Night Ferries to The Hague, Delft and Leiden
Reinier Nooms, called Zeeman Dutch
Not on view
This drawing by the specialist of marine imagery Reinier Nooms, called Zeeman (meaning “sailor” or “seaman” in Dutch), is a fully developed print design, incised for transfer to the printing plate, for the artist’s best-known series, “Verscheyde Schepen en Gesichten van Amstelredam” (“Various Ships and Views of Amsterdam”).[1] The series, produced by Zeeman in the mid-1650s, comprises thirty-six etchings divided into three equal parts. The print that reproduces the present sheet, in reverse, is the fifth of the twelve that make up the third part. (The number inscribed at the bottom right of the drawing, if read correctly as a 29, indicates the place of the image within the entire set of thirty-six.) The caption on the print differs slightly, naming “Rotterdamse” (Rotterdam) instead of “Leidse” (Leiden) as the third destination of the nighttime ferries depicted here.

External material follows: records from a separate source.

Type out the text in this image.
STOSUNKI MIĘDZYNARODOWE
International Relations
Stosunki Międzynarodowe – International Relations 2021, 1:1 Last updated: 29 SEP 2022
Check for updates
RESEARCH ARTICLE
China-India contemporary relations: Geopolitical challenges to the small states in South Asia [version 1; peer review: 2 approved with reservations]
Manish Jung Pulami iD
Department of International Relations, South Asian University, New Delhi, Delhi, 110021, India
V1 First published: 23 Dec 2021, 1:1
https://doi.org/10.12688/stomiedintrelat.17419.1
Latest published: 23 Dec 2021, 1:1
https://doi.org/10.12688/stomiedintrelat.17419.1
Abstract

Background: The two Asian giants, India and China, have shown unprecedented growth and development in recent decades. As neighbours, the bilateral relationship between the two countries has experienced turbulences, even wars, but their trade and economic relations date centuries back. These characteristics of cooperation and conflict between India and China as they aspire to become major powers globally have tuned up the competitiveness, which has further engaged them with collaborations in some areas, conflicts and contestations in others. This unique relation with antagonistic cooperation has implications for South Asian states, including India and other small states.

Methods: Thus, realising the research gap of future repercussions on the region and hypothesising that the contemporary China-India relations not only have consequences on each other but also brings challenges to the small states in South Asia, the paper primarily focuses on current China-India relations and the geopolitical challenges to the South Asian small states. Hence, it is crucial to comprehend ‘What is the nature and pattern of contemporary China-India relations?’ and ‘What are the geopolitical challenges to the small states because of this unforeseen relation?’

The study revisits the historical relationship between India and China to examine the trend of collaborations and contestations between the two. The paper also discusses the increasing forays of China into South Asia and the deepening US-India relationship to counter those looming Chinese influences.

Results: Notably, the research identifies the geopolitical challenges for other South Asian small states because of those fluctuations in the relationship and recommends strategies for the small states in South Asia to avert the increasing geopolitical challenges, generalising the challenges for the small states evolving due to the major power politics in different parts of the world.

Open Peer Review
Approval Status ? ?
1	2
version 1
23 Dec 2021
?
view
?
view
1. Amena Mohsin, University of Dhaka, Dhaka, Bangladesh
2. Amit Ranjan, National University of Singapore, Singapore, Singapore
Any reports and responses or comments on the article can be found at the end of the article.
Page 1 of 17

The drawing exhibits Zeeman’s characteristically meticulous rendering of nautical details, particularly the rigging of the sails. As a nocturne, it also demonstrates his sensitive treatment of both natural and artificial light, with areas of untouched paper conveying the moonlight gleaming through the clouds, the glow of lanterns illuminating the figures on the boat, and the reflections on the rippled surface of the water. A liberal application of gray ink establishes the shifting tonalities of the night sky.
(JSS, 8/23/2018)
[1] For the series and the various other surviving drawings by Zeeman that relate to it, see Hollstein vol. 56, nos. 29-40, pp. 98-206.